You can’t change who you are, but you can do many things to change the things that make you smoke.
The following are some tips for preventing smoking:
- Get regular exercise. You may be more likely to smoke if you’re not physically active.
- Limit alcohol. Alcohol can make you smoke more.
- Eat a healthy diet. Eat a diet rich in fruits, vegetables, and whole grains.
- Control your stress. Stress can make you want to smoke.
- Talk to your doctor. Ask your doctor how to quit smoking. They may recommend a medication or other treatment.
- Avoid secondhand smoke. If you live in an area where it’s common, you can ask your landlord or workplace about safe places to smoke.

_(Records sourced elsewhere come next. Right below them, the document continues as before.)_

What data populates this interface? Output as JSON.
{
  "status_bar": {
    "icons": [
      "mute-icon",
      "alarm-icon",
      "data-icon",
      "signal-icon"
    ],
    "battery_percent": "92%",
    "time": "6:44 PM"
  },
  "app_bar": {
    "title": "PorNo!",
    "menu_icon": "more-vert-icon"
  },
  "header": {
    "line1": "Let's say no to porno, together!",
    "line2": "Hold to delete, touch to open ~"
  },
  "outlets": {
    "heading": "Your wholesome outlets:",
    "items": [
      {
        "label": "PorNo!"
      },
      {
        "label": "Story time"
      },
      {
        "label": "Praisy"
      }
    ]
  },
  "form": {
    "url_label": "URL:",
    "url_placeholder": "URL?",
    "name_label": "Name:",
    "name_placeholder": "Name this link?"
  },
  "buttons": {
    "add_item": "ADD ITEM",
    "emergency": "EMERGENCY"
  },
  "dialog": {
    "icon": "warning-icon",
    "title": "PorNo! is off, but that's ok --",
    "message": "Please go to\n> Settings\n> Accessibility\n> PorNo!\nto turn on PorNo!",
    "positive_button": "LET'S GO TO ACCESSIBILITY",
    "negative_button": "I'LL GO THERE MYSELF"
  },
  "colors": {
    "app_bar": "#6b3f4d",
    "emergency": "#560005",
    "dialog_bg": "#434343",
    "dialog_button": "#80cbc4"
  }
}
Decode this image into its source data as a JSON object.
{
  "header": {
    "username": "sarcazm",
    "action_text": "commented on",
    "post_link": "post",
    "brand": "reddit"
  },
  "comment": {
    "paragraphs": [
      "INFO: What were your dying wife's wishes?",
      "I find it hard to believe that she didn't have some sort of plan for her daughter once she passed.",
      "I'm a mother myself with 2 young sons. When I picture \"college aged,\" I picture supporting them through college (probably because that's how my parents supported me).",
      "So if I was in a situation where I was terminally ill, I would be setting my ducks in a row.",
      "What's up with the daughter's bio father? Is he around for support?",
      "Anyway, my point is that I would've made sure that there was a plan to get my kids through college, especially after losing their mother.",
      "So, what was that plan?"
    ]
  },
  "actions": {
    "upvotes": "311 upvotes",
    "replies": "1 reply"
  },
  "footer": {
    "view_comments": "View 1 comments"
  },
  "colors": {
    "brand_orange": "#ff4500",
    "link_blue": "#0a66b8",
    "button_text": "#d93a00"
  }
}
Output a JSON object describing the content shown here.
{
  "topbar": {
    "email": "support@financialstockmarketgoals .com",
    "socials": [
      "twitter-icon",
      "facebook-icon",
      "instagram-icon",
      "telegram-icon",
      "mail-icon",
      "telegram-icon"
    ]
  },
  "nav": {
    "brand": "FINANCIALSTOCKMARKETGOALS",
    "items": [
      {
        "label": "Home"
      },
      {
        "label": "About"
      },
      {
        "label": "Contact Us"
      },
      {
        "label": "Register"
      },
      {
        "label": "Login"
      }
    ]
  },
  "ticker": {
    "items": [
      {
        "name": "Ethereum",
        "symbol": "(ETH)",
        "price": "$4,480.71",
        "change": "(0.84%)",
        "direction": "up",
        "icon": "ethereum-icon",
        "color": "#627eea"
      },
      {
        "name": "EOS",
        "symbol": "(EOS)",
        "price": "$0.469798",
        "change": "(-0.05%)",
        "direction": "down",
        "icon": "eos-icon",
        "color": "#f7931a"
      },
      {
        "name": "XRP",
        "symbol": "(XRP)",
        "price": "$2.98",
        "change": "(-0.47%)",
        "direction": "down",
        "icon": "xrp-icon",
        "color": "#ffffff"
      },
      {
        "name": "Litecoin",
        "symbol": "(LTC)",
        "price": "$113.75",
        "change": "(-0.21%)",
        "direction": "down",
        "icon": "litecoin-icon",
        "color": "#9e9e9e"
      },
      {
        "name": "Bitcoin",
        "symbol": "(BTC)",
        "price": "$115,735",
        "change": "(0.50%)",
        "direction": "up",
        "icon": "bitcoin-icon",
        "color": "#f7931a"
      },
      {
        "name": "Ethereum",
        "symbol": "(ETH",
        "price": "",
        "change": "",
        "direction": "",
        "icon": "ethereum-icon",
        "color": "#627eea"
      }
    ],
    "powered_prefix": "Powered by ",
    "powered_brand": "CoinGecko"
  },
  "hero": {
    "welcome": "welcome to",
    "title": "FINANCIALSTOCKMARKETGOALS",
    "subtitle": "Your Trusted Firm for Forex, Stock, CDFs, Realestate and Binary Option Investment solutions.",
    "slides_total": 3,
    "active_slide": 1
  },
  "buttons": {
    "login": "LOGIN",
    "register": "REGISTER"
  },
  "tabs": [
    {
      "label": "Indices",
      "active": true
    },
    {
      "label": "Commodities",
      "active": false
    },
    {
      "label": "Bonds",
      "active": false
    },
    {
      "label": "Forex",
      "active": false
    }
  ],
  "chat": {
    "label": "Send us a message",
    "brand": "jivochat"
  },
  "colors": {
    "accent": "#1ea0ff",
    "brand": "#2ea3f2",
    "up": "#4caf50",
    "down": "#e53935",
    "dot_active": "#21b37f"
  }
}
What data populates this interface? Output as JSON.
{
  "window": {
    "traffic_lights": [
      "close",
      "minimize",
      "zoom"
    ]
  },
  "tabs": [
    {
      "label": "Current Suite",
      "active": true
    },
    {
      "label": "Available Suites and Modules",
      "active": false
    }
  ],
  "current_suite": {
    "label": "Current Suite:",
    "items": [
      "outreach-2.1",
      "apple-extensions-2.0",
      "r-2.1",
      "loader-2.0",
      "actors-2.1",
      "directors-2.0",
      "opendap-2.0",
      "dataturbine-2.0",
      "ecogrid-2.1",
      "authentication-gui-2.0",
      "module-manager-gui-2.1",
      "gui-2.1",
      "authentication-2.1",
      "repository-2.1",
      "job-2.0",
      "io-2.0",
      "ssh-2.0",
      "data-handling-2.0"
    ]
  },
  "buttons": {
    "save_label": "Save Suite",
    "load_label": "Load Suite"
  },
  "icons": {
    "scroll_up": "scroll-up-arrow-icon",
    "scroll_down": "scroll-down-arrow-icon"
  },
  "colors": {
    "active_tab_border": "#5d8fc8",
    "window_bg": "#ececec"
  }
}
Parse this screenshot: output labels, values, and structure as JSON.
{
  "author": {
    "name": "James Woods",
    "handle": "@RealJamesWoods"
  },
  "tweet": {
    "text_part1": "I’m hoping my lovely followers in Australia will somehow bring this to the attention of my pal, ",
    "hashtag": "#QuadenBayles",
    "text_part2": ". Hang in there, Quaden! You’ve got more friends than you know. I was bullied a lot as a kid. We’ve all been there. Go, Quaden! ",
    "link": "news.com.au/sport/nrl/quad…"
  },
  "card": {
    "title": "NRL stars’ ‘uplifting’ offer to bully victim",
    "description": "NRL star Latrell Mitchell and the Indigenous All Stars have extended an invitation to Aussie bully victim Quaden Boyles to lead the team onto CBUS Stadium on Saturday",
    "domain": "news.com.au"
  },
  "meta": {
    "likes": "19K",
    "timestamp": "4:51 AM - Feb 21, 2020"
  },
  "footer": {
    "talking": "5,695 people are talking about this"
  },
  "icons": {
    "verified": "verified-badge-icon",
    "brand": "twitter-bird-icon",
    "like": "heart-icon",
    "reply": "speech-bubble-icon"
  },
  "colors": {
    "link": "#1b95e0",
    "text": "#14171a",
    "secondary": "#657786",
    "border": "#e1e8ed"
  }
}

- Use a smoke-free home or workplace. If you live in an area where smoking is common, it may be safer to have a smoke-free home or workplace.
Smoking and lung cancer
Smoking can cause lung cancer if you inhale the smoke from burning tobacco.
If you smoke, there’s a chance that you could develop lung cancer. But smoking is not the only cause.
Smoking is the main cause of non-small cell lung cancer. This type of lung cancer is usually found in heavy smokers and those who’ve recently quit. It’s also more likely to be found in people who smoke more than one pack of cigarettes a day. This is known as a pack-year.
If you’re diagnosed with lung cancer, your doctor will want to know how long you’ve been smoking. They will also want to know how often you smoke.
In addition to your use of cigarettes, you may be at risk for other causes of lung cancer.
The following risk factors can increase your risk of developing lung cancer:
- Age. Lung cancer is more common in older adults.
- Genetics. Having a family history of lung cancer increases your risk of developing it.
- Sex. Men are more likely to get lung cancer than women.
- Race. African-Americans are more likely to develop lung cancer than Caucasians.
- Family history. If a close family member has lung cancer, your risk is higher.
- Smoking. Smoking is the main cause of lung cancer.
- Exposure to certain chemicals. Certain chemicals can cause lung cancer.
If you have any of these risk factors, you may want to quit smoking. Talk to your doctor about ways to quit smoking.
Smoking and brain cancer
Smoking is a risk factor for several types of brain cancer.
Quitting smoking is the best thing you can do to lower your risk of getting lung cancer. If you smoke, talk to your doctor about other ways to protect yourself.